Procès de Saad Lamjarred: la jeune femme qui l'accuse de viol raconte sa soirée de "cauchemar"
Laura P. s'agrippe à la barre, sans que ça ne suffise à calmer les tremblements de son corps. Elle pleure, s'excuse, souffle et se lance, sous le regard de Saad Lamjarred et de la cour d'assises de Paris qui juge le chanteur star marocain pour viol aggravé.
Ce mois d'octobre 2016, elle a 20 ans et rend visite à des amis à Paris. Un soir, dans une boîte de nuit huppée, ils remarquent que plusieurs personnes viennent se prendre en photo avec un homme à la table voisine.
C'est Saad Lamjarred, popstar ultra connue dans le monde arabe. Les deux tables se rapprochent et Laura P. se met à discuter avec le chanteur dont elle n'avait jamais entendu parler.
"Avec des amis on avait prévu un voyage au Maroc. Il m'a dit qu'il pourrait me faire visiter. J'ai trouvé ça super gentil", raconte Laura P. en costume gris, longs cheveux châtains lâchés sur les épaules.
Quand la boîte de nuit ferme, à 04H00 du matin, il est question de continuer la soirée ailleurs. "Je me suis dit pourquoi pas, je m'amuse bien, je m'entends bien avec cette personne".
Laura P. se retrouve à un "after" dans une chambre d'hôtel avec Saad Lamjarred, une influenceuse issue de la téléréalité et l'ex-copain de cette dernière.
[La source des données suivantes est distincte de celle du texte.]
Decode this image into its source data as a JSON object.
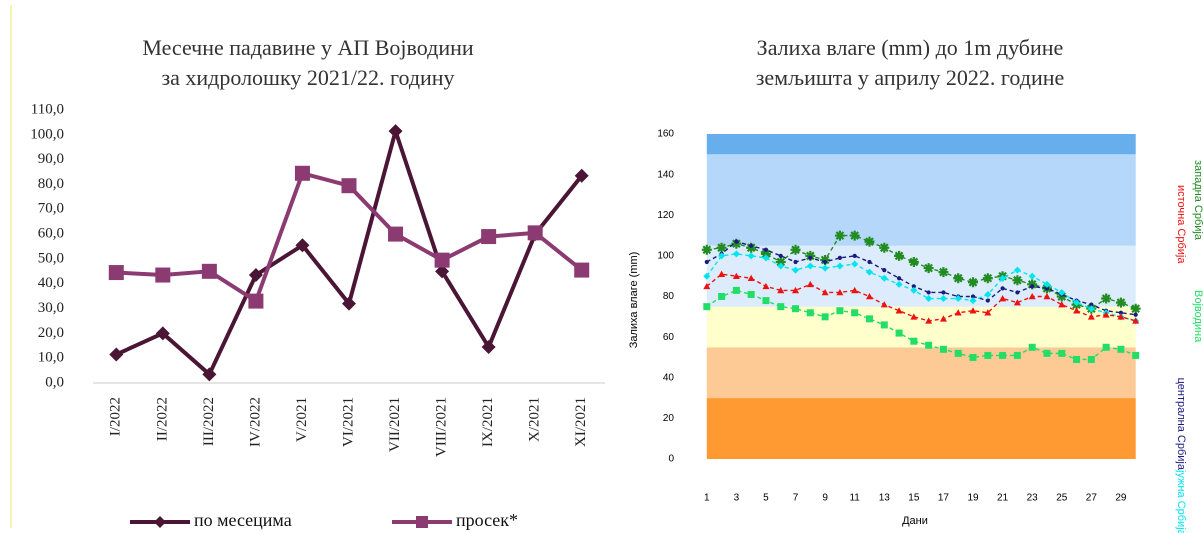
{
  "chart_data": [
    {
      "type": "line",
      "title": [
        "Месечне падавине у АП Војводини",
        "за хидролошку 2021/22. годину"
      ],
      "categories": [
        "I/2022",
        "II/2022",
        "III/2022",
        "IV/2022",
        "V/2021",
        "VI/2021",
        "VII/2021",
        "VIII/2021",
        "IX/2021",
        "X/2021",
        "XI/2021"
      ],
      "series": [
        {
          "name": "по месецима",
          "color": "#4b1535",
          "marker": "diamond",
          "values": [
            11.5,
            20,
            3.5,
            43.5,
            55.5,
            32,
            101.5,
            45,
            14.5,
            60,
            83.5
          ]
        },
        {
          "name": "просек*",
          "color": "#8b3a72",
          "marker": "square",
          "values": [
            44.5,
            43.5,
            45,
            33,
            84.5,
            79.5,
            60,
            49.5,
            59,
            60.5,
            45.5
          ]
        }
      ],
      "ylim": [
        0,
        110
      ],
      "yticks": [
        {
          "value": 0,
          "label": "0,0"
        },
        {
          "value": 10,
          "label": "10,0"
        },
        {
          "value": 20,
          "label": "20,0"
        },
        {
          "value": 30,
          "label": "30,0"
        },
        {
          "value": 40,
          "label": "40,0"
        },
        {
          "value": 50,
          "label": "50,0"
        },
        {
          "value": 60,
          "label": "60,0"
        },
        {
          "value": 70,
          "label": "70,0"
        },
        {
          "value": 80,
          "label": "80,0"
        },
        {
          "value": 90,
          "label": "90,0"
        },
        {
          "value": 100,
          "label": "100,0"
        },
        {
          "value": 110,
          "label": "110,0"
        }
      ],
      "legend": "bottom"
    },
    {
      "type": "line",
      "title": [
        "Залиха влаге (mm) до 1m дубине",
        "земљишта у априлу 2022. године"
      ],
      "xlabel": "Дани",
      "ylabel": "Залиха влаге (mm)",
      "x": [
        1,
        2,
        3,
        4,
        5,
        6,
        7,
        8,
        9,
        10,
        11,
        12,
        13,
        14,
        15,
        16,
        17,
        18,
        19,
        20,
        21,
        22,
        23,
        24,
        25,
        26,
        27,
        28,
        29,
        30
      ],
      "series": [
        {
          "name": "западна Србија",
          "color": "#228b22",
          "marker": "star",
          "values": [
            103,
            104,
            106,
            104,
            101,
            97,
            103,
            100,
            98,
            110,
            110,
            107,
            104,
            100,
            97,
            94,
            92,
            89,
            87,
            89,
            90,
            88,
            86,
            84,
            80,
            76,
            74,
            79,
            77,
            74
          ]
        },
        {
          "name": "централна Србија",
          "color": "#1a1a80",
          "marker": "dot",
          "values": [
            97,
            101,
            107,
            105,
            103,
            100,
            97,
            99,
            97,
            99,
            100,
            97,
            93,
            89,
            85,
            82,
            82,
            80,
            80,
            78,
            84,
            82,
            85,
            84,
            81,
            78,
            76,
            73,
            72,
            71
          ]
        },
        {
          "name": "јужна Србија",
          "color": "#00e5ee",
          "marker": "diamond",
          "values": [
            90,
            100,
            101,
            100,
            99,
            95,
            93,
            95,
            94,
            95,
            96,
            92,
            89,
            86,
            83,
            79,
            79,
            79,
            78,
            81,
            89,
            93,
            90,
            86,
            82,
            77,
            74,
            72,
            70,
            68
          ]
        },
        {
          "name": "источна Србија",
          "color": "#ee1111",
          "marker": "triangle",
          "values": [
            85,
            91,
            90,
            89,
            85,
            83,
            83,
            86,
            82,
            82,
            83,
            80,
            76,
            73,
            70,
            68,
            69,
            72,
            73,
            72,
            79,
            77,
            80,
            80,
            76,
            73,
            70,
            71,
            70,
            68
          ]
        },
        {
          "name": "Војводина",
          "color": "#22dd66",
          "marker": "square",
          "values": [
            75,
            80,
            83,
            81,
            78,
            75,
            74,
            72,
            70,
            73,
            72,
            69,
            66,
            62,
            58,
            56,
            54,
            52,
            50,
            51,
            51,
            51,
            55,
            52,
            52,
            49,
            49,
            55,
            54,
            51
          ]
        }
      ],
      "bands": [
        {
          "from": 0,
          "to": 30,
          "color": "#ff9a33"
        },
        {
          "from": 30,
          "to": 55,
          "color": "#fdca96"
        },
        {
          "from": 55,
          "to": 75,
          "color": "#ffffcc"
        },
        {
          "from": 75,
          "to": 105,
          "color": "#dcecfc"
        },
        {
          "from": 105,
          "to": 150,
          "color": "#b5d7fa"
        },
        {
          "from": 150,
          "to": 160,
          "color": "#66afec"
        }
      ],
      "xlim": [
        0,
        31
      ],
      "xticks": [
        1,
        3,
        5,
        7,
        9,
        11,
        13,
        15,
        17,
        19,
        21,
        23,
        25,
        27,
        29
      ],
      "ylim": [
        0,
        160
      ],
      "yticks": [
        0,
        20,
        40,
        60,
        80,
        100,
        120,
        140,
        160
      ],
      "legend": "right"
    }
  ]
}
"On poursuit la fête, on picole un peu, on danse", témoigne l'influenceuse, Nadège L., entendue en visioconférence. Il y a de la cocaïne, Saad Lamjarred en prend, pas Laura P., qui ne boit pas d'alcool non plus.
Saad Lamjarred "nous fait écouter sa musique", se souvient Nadège L., et lui et Laura P. "échangent des petits regards un peu mignons".
Vers 06H00 du matin, la soirée déménage à l'hôtel du chanteur. Laura P. assure qu'elle pensait que l'influenceuse et son ex viendraient mais finalement ils ne sont que tous les deux.
- "Séduction horizontale" -
"On a dansé, écouté de la musique, parlé de tout et de rien", assis sur la moquette, dit-elle. Et puis, "on s'est embrassés. Et là tout à coup, il a poussé ma tête qui a cogné par terre".
Dans une sorte de long sanglot elle raconte la suite: son incompréhension, ses cheveux qu'il tire, à califourchon sur elle malgré ses refus répétés.
Il lui ordonne de retirer son t-shirt, elle s'exécute, "terrorisée", relate-t-elle en pleurs.
Assis un mètre derrière elle dans la salle d'audience, Saad Lamjarred regarde au sol. Sur les bancs du public, sa femme qui avait dit la veille savoir "au fond d'elle" qu'il était "innocent" dans cette affaire et d'autres - il a été accusé de viol à Casablanca, New-York et Saint-Tropez -, garde le même sourire d'apparence qu'elle arbore depuis l'ouverture du procès.
Laura P. continue son récit pointilleux. Son corps qu'il lèche, un premier coup de poing, puis deux pénétrations digitales, vaginale et anale, et une brève pénétration pénienne. Avant qu'elle ne parvienne à le repousser. "Je l'ai mordu dans le bas du dos, j'ai repris un coup de poing".
Laura P. arrivera à quitter ce "cauchemar" et sera recueillie par des employés de l'hôtel.
"Quelles preuves avons nous que ce que vous dites est conforme à la réalité?", demande l'avocat de Saad Lamjarred, Me Thierry Herzog, qui avait commencé par rappeler son passé de mannequin.
Elle répond "ADN", blessures constatées. Me Herzog souligne lui que l'affaire avait d'abord été renvoyée en correctionnelle, un premier juge ayant estimé que le viol n'était "pas absolument caractérisé".
"Il y a eu un appel, c'est pour ça que nous sommes ici", répond sèchement Laura P.
Si une homme "pose la main sur l'épaule, vous enlace, vous embrasse", ce n'est pas "parce qu'il y a une tentative de +séduction horizontale+ selon vous?", interroge le deuxième avocat de Saad Lamjarred, Me Jean-Marc Fedida. Là non plus Laura P. ne se démonte pas, assure qu'elle n'envisageait qu'un "flirt". "Je ne savais pas qu'il voulait aller plus loin, je ne suis pas dans sa tête".
"Je n'ai jamais, jamais, jamais pénétré Laura, ni avec mes doigts, ni avec mon sexe", avait dit plus tôt dans la journée Saad Lamjarred, qui sera interrogé mercredi.